Show HN: 127 PRs to Prod this wknd with 18 AI agents: metaswarm. MIT licensed
dsifry Tuesday, February 03, 2026A few weeks ago I posted about GoodToGo https://news.ycombinator.com/item?id=46656759 - a tool that gives AI agents a deterministic answer to "is this PR ready to merge?" Several people asked about the larger orchestration system I mentioned. This is that system.
I got tired of being a project manager for Claude Code. It writes code fine, but shipping production code is seven or eight jobs — research, planning, design review, implementation, code review, security audit, PR creation, CI babysitting. I was doing all the coordination myself. The agent typed fast. I was still the bottleneck. What I really needed was an orchestrator of orchestrators - swarms of swarms of agents with deterministic quality checks.
So I built metaswarm. It breaks work into phases and assigns each to a specialist swarm orchestrator. It manages handoffs and uses BEADS for deterministic gates that persist across /compact, /clear, and even across sessions. Point it at a GitHub issue or brainstorm with it (it uses Superpowers to ask clarifying questions) and it creates epics, tasks, and dependencies, then runs the full pipeline to a merged PR - including outside code review like CodeRabbit, Greptile, and Bugbot.
The thing that surprised me most was the design review gate. Five agents — PM, Architect, Designer, Security, CTO — review every plan in parallel before a line of code gets written. All five must approve. Three rounds max, then it escalates to a human. I expected a rubber stamp. It catches real design problems, dependency issues, security gaps.

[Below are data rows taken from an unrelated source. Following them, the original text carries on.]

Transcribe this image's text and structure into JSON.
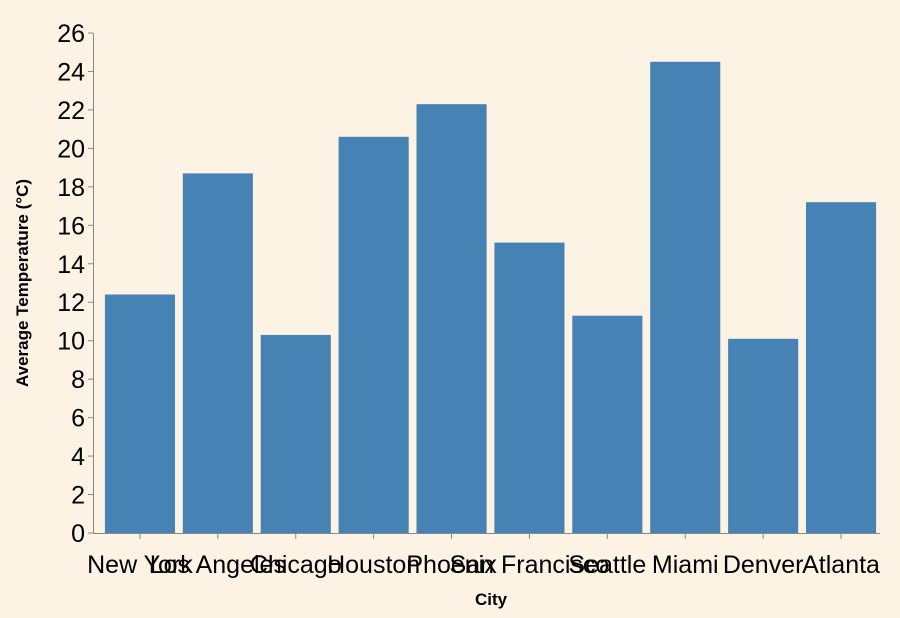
{
  "chart_data": {
    "type": "bar",
    "categories": [
      "New York",
      "Los Angeles",
      "Chicago",
      "Houston",
      "Phoenix",
      "San Francisco",
      "Seattle",
      "Miami",
      "Denver",
      "Atlanta"
    ],
    "values": [
      12.4,
      18.7,
      10.3,
      20.6,
      22.3,
      15.1,
      11.3,
      24.5,
      10.1,
      17.2
    ],
    "xlabel": "City",
    "ylabel": "Average Temperature (°C)",
    "ylim": [
      0,
      26
    ],
    "yticks": [
      0,
      2,
      4,
      6,
      8,
      10,
      12,
      14,
      16,
      18,
      20,
      22,
      24,
      26
    ],
    "grid": false,
    "bar_color": "#4682b4",
    "background_color": "#fdf3e4"
  }
}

This weekend I pointed it at my backlog. 127 PRs merged. Every one hit 100% test coverage. No human wrote code, reviewed code, or clicked merge. OK, I guided it a bit, mostly helping with plans for some of the epics.
A few learnings:
Agent checklists are theater. Agents skipped coverage checks, misread thresholds, or decided they didn't apply. Prompts alone weren't enough. The fix was deterministic gates — BEADS, pre-push hooks, CI jobs all on top of the agent completion check. The gates block bad code whether or not the agent cooperates.
The agents are just markdown files. No custom runtime, no server, and while I built it on TypeScript, the agents are language-agnostic. You can read all of them, edit them, add your own.
It self-reflects too. After every merged PR, the system extracts patterns, gotchas, and decisions into a JSONL knowledge base. Agents only load entries relevant to the files they're touching. The more it ships, the fewer mistakes it makes. It learns as it goes.
metaswarm stands on two projects: https://github.com/steveyegge/beads by Steve Yegge (git-native task tracking and knowledge priming) and https://github.com/obra/superpowers by Jesse Vincent (disciplined agentic workflows — TDD, brainstorming, systematic debugging). Both were essential.
Background: I founded Technorati, Linuxcare, and Warmstart; tech exec at Lyft and Reddit. I built metaswarm because I needed autonomous agents that could ship to a production codebase with the same standards I'd hold a human team to.
$ cd my-project-name
$ npx metaswarm init
MIT licensed. IANAL. YMMV. Issues/PRs welcome!